Mesmo estando já velho, esse é um dia inédito em minha vida. Tudo o que aprendi e tudo o que observei levaram-me a planos que envolvem muitas outras pessoas, mas uma delas seria a protagonista das histórias, dos caminhos que eu poderia percorrer. Não é tão fácil conhecer-se ao ponto de saber qual dos dois caminhos (se volta) deve-se seguir. E eu precisei saber por onde andar.
Muitas foram as quedas, não diria decepções, mas lições. Cheguei a considerar normal o meu fracasso, ou o descaso de outras pessoas para comigo. Por mais que causasse dor, eu tinha uma maneira de escondê-la, porque já tinha virado rotineiro.

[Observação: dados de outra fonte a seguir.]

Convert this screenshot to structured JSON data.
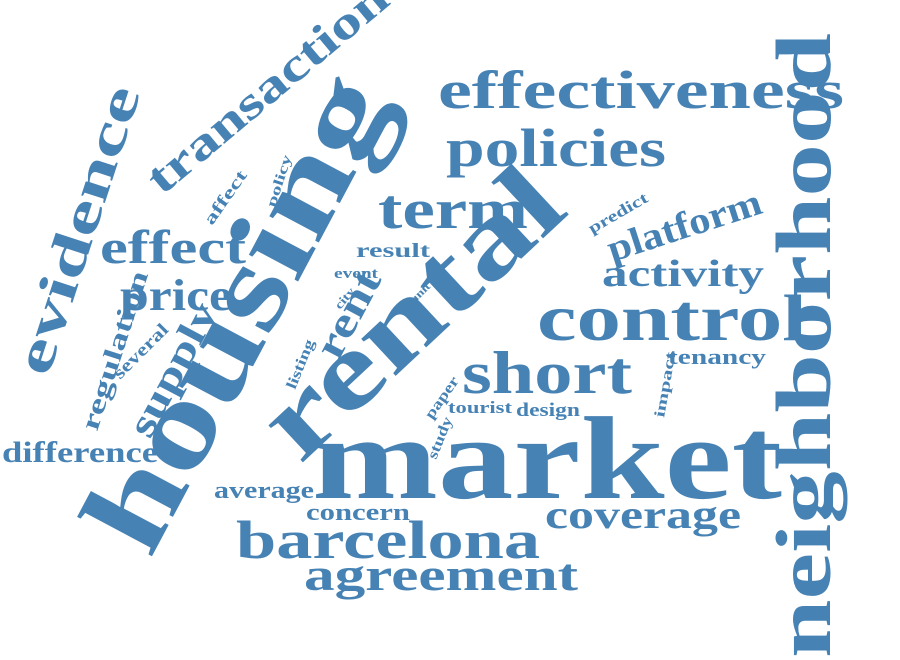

Mesmo diante de tudo, eu sei que jamais desisti de minha essência, pois é ela quem daria-me as coordenadas corretas, no momento correto. E, no meio do caminho, busquei mais um suspiro. Foi o salvador, o que fez-me aterrissar na terra novamente, o que fez-me lembrar que meus sonhos não estão concluídos, mas que ainda nem começaram a se realizar. Foi o suspiro de últimas circunstâncias, daqueles que você vê toda a sua vida como um filme e foi você quem estava lá. Sei que erro e continuarei a errar até meus últimos dias. Mas também sei que o "não" prevalecerá em mim, nesses mesmos dias. Foi você quem trouxe mais vida para mim. Foi você quem tirou um novo sorriso de amor de mim.
Mesmo já estando velho, é o meu primeiro dia dos namorados, namorando. É o seu também. Já é o relacionamento mais longo, feliz e sincero que já tive. Sei que sou irritante, que falo besteiras demais; mas também sei que nosso amor é muito maior do que nossos defeitos, ou limitações. Eu sei disso porque minha alma e meu corpo, o transcendente e o humano, reagem da mesma forma quando estão contigo: amando.
Feliz dia dos namorados, a nós e que Deus continue nos abençoando como sempre fez.